CAHE Department changes name, adds new undergraduate minor in Counseling

Suzanne Degges-White
Suzanne Degges-White

NIU’s Department of Counseling, Adult and Higher Education has revised its moniker to better reflect its mission.

Meanwhile, this fall will mark the launch of a new minor expected to enroll large numbers of undergraduates.

“The big news for the department is the name change. We’re dropping the word ‘adult,’ ” says Suzanne Degges-White, chair of what is becoming the Department of Counseling and Higher Education.

So-called “adult education” encompassed a major area of study in the United States in the 1970s, attracting students in search of community-based learning methods that centered on specific adult populations.

Jobs could include workforce development inside companies or teaching English as a Second Language at community centers. Students at NIU now find that preparation in the College of Business’ Department of Management or in the College of Education’s Department of Curriculum and Instruction.

“Over time, the focus of our program has been increasingly centered around Higher Education and Student Affairs. Those around the career paths that students seeking Higher Education degrees are now falling into over the last five or 10 years,” she says.

“Because we know what our market is, and because we know what our students want to do with their lives, we’ve been able to make this huge shift in focus,” she adds.

“We want to be really pure in our brand – that what we do is Higher Education and Student Affairs. It’s giving us the competitive edge we need to capture students who saw ‘Adult Education’ and thought, ‘No, that’s not the career I want. I want to work in Financial Aid. I want to be an advisor.’ ”

Graduate students will find such preparation in the newly named master’s program in Higher Education and Student Affairs.

Xiaodan Hu
Xiaodan Hu

Doctoral students, meanwhile, can choose from the department’s traditional Higher Education Ed.D. with specializations in higher education administration or college teaching, or the Ed.D. in Community College Leadership.

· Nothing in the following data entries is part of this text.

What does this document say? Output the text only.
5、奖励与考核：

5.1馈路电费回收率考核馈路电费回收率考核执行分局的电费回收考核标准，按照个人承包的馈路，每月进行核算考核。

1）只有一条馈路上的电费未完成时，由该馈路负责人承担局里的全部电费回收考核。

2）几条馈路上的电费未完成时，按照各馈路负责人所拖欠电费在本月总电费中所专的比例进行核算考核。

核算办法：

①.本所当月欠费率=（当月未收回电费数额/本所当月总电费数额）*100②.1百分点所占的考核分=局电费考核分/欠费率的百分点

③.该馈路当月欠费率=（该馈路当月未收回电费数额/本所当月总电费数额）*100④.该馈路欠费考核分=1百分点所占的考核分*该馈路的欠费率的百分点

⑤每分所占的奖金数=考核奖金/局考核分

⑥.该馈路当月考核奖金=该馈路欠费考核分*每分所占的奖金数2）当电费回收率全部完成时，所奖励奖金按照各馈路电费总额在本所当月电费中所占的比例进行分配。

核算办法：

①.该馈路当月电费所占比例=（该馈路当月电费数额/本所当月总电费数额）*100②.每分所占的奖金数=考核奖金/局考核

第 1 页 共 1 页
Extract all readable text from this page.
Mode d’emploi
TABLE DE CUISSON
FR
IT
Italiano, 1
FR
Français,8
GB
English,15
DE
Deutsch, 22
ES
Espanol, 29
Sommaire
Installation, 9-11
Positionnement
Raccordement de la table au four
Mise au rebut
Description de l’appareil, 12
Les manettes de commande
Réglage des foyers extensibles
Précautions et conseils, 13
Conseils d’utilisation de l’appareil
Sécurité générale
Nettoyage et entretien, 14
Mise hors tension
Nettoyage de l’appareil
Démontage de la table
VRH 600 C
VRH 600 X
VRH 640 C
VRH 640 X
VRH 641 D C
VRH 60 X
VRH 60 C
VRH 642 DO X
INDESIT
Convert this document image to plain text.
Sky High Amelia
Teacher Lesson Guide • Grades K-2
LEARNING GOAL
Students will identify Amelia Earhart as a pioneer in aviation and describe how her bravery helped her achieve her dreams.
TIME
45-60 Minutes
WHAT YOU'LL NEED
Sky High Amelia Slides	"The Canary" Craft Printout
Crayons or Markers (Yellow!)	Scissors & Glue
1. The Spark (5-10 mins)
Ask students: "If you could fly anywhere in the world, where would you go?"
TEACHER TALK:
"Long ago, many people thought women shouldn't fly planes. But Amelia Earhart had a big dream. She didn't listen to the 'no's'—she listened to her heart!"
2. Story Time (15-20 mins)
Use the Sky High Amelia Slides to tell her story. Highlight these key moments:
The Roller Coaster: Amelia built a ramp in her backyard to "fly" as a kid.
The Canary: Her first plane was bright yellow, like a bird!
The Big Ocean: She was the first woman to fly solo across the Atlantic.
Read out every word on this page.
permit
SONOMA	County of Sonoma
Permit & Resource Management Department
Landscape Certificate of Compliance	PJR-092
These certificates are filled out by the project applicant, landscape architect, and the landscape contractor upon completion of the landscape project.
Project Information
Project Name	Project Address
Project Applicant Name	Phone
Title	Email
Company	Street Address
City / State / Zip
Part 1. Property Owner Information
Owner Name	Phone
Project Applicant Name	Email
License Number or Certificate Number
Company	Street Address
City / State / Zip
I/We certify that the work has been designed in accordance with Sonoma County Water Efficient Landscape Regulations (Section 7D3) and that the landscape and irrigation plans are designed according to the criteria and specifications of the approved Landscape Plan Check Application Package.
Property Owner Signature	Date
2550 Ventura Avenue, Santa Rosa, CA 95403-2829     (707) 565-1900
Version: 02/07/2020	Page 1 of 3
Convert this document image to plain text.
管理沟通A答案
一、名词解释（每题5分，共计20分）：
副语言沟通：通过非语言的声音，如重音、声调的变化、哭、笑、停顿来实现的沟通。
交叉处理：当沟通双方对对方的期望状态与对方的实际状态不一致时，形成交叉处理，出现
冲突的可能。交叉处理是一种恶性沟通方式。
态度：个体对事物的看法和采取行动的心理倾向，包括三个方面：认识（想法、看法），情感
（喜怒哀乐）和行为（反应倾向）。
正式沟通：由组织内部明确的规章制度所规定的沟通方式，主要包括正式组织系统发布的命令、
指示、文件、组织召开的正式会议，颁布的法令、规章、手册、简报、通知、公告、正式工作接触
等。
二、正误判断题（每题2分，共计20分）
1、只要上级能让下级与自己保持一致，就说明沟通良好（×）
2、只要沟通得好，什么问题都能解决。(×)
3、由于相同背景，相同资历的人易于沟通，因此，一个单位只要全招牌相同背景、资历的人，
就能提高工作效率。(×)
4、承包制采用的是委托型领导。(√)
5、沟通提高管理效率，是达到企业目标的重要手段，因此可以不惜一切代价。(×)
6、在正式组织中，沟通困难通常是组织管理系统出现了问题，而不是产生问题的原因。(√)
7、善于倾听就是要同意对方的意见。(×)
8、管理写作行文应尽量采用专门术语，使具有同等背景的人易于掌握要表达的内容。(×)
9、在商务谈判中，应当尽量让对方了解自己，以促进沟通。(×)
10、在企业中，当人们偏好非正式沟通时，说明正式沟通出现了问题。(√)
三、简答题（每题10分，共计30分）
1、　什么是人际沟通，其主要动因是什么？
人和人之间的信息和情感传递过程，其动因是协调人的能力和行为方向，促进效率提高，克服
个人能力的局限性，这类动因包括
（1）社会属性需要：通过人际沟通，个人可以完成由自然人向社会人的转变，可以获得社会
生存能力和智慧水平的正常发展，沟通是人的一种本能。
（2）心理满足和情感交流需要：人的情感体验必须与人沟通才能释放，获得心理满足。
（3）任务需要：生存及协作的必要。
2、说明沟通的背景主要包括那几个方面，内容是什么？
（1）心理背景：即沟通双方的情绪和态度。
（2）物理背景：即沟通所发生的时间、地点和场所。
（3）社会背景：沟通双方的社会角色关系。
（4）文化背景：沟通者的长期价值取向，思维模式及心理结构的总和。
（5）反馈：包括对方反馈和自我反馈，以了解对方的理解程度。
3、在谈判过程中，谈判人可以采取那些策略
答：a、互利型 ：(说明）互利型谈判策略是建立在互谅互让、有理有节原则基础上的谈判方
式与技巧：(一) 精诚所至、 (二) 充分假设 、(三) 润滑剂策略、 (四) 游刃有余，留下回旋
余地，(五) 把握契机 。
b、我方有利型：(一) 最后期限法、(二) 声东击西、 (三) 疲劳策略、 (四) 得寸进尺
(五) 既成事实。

The latter degree program, coordinated by assistant professor Xiaodan Hu, allows NIU to “grab hold of a niche market,” Degges-White says. Members of the first cohort graduated May 10.

“We’ve really listened to feedback from across the state, and from other stakeholders in our area through our community college partnerships,” she says. “Community colleges have grown, and stakeholders shared concerns about an upcoming leadership vacuum.”

Some schools, including Harper College and the College of Lake County, previously contacted with NIU to offer related coursework on their campus but “fewer have the funding to do that.”

In creating the degree, however, with all fall and spring courses taught online and only one week of face-to-face each summer in Naperville, students have enrolled from Alabama, Kansas, Colorado and elsewhere. “We’re a nationally known program,” Degges-White says.

Yet graduate students are not the only ones flocking to the department: The new minor in Counseling that begins in the fall will fulfill a longtime vision for the faculty

“Traditionally, students coming into our master’s program are bringing Psychology degrees or Sociology degrees, and others may even be bringing Business degrees or Math degrees, and many wish they had had a little more opportunity to learn about the field and what the skills are like,” she says.

Dana Isawi
Dana Isawi

“We realized that it was time – and that the need and the market was there – to start a minor in Counseling. It was something we always talked about.”

Undergraduates have come to the department for electives such as CAHC 211: Career Planning or CAHC 400: Exploration in the Counseling Profession, she adds, but those courses often left students wondering “What’s next?” along with the desire to learn more about the profession.

Assistant professor Dana Isawi, who joined NIU in 2017, spearheaded the effort to develop a curriculum that allows students in any major to learn about the kinds of listening skills and helping skills they would need to work as counselors.

“She is very much invested in building this program, and developing the minor was something that was near to her own heart,” Degges-White says. “Students in our existing undergraduate classes are so excited the minor is going to open but because it has a path to a career they want to be involved in.”

Because the minor is a “natural lead-in” to the master’s degree, Degges-White and her colleagues are looking into the possibility of creating a guaranteed admission program, so long as all admission requirements are fully met.

Even students not planning on careers in counseling will find the minor valuable, she says.

“When you read about what employers want in their employees, one of the main deficit areas mentioned centers on soft skills – those relationship skills,” she says. “Having a minor in a program that encourages you and trains you to grow those personal, face-to-face, relational skills is going to improve students from any major and those people in their careers, regardless of discipline or industry.”